« Internet SSL Server Survey at Black Hat USA 2010 | Main | SSL Server Survey: what data are we collecting? »

SSL Server Survey: So what's with the 22M invalid certificates claim?

July 02, 2010

After I talked about my research in a Black Hat Preview webcast last week, a number of people rushed to tell me that there can't be 22M invalid certificates in the world. Some got in touch directly, some just talked about it, and, in one instance, a company managed to issue a press release (!) to urge me to clarify my statements.

"Surely I was mistaken", they said, because "there's only about 2M certificates sold by commercial certificate authorities? Something does not add up." Of course it doesn't.

The short answer is that they've generally focused on the wrong aspect of the study and that, in fact, I made no such sensational claims. So what is the real story?

The goal of the SSL Survey is to understand how SSL is used in real life. We generally know what is the right way to configure and deploy SSL, but are the best practices followed, and by how many sites? This sort of analysis is difficult to pull off because you have to know what to test. (The testing itself is not so difficult for us, because we already have a robust assessment engine running on SSL Labs.)

Here are the possible approaches to discover publicly-available SSL servers:

  • Scan all IPv4 address space. This is only possible because of the still-prevalent deficiency of most SSL deployments that they require a dedicated IP address to operate.
  • Crawl the Internet to discover the SSL servers that appear in all the hyperlinks in the world.
  • Analyse the domain name space. One option is to obtain the lists of all domain names registered under a specific TLD, which is slow and cumbersome, but possible. Another option is to use a list such as Alexa's top 1M most popular sites, which is a much more palatable approach.
  • Use a browser toolbar (or a similar service) to collect the hostnames the users are visiting. This is the only approach that will reveal internal SSL servers, although I doubt that would be very useful.

For my study I opted to analyse the domain name space. The other approaches were either not feasible, would take years, or simply cost too much. We'd love to collaborate with the organisations that have the data that we need, but that hasn't happened yet.

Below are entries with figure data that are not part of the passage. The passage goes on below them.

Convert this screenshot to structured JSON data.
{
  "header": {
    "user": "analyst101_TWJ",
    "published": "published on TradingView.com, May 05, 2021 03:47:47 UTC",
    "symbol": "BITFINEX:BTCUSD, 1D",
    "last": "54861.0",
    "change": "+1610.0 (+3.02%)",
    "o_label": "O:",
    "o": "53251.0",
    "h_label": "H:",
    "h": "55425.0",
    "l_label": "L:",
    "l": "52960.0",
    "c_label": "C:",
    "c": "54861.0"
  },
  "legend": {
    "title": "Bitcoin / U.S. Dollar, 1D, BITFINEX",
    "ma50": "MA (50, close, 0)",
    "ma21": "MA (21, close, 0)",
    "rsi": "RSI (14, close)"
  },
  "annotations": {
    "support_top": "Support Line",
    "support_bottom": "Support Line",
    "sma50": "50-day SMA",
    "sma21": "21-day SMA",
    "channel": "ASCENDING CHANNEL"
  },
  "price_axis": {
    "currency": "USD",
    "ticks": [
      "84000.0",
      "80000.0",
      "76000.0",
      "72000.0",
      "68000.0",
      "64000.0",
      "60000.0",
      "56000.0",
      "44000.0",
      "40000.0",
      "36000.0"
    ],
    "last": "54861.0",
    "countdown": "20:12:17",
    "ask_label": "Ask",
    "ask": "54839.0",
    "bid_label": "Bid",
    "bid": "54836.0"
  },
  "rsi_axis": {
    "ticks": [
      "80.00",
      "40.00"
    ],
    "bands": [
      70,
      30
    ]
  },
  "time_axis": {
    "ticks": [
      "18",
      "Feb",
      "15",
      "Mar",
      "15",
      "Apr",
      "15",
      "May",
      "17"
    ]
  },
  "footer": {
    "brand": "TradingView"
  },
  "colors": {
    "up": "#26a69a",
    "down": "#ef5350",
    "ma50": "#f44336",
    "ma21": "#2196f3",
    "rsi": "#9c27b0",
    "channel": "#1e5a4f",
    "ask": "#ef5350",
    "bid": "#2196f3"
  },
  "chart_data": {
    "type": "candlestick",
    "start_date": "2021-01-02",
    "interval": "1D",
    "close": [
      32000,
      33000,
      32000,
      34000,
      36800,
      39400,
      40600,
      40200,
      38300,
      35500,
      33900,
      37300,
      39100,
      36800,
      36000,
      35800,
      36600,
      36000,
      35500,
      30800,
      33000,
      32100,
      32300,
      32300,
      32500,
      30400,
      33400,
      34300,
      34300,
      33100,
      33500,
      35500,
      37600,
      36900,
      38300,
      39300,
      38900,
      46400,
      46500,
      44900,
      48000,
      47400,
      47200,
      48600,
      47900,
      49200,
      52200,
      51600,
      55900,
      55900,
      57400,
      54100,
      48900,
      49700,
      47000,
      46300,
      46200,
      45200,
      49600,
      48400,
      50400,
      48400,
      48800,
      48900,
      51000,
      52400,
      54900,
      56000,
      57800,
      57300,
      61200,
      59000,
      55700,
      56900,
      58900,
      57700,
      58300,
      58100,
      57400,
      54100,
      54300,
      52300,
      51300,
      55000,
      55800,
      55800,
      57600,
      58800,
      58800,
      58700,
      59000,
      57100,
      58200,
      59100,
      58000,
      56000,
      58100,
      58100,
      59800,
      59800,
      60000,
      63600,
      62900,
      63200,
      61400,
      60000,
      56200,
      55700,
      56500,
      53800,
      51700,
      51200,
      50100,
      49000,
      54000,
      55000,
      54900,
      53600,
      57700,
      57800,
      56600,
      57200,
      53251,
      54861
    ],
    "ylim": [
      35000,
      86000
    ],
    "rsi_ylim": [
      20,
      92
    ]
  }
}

From VeriSign's reports we know that there's about 193M registered domain names in the world, and I managed to obtain a list of about 119M to start with (all .com, .org, .net, .biz, .us, and .info domain names). The idea was to first perform a series of lightweight tests (there are so many domain names!) to give us an idea which domain names are worth looking at in depth. Here are the results:

  • 92M domains are active on port 80 or port 443
  • 33M domains have port 443 open
  • 22.65M domain names run SSL on port 443
  • On 0.72M domain names certificates match the domain name

Now it becomes clear where the 22M invalid certificates number comes from. If you take the number of domain names that responded on port 443 and subtract the number of certificates that matched the domain name on which they reside (0.72M), you get about 21.93M domain names that do not have valid certificates on port 443. This number is not very important and certainly not ground-breaking. It's a by-product of the methodology whose end-goal is to find something else.

The important number is the 720,000 certificates whose names do match the domain names on which they reside. For each of those, someone made an effort to match the names, and those are the servers that are worth investigating further.

Sadly, some people chose to focus on the numbers that help make an interesting headline, but which aren't very interesting from the research point of view. The reason we have so many domain names that do not have proper SSL certificates installed is that most of them are not _intended_ to have them. Multiple domain names will point to the same IP address and, thus, to the same SSL server. (Remember, virtual SSL hosting is not yet mainstream.) The difference in numbers is because of the widespread use of virtual web hosting, which is available for non-SSL sites, but not yet for SSL sites. You can host a million plain-text web sites on a single IP address, but if you want a million secure sites, you'd need a million IP addresses.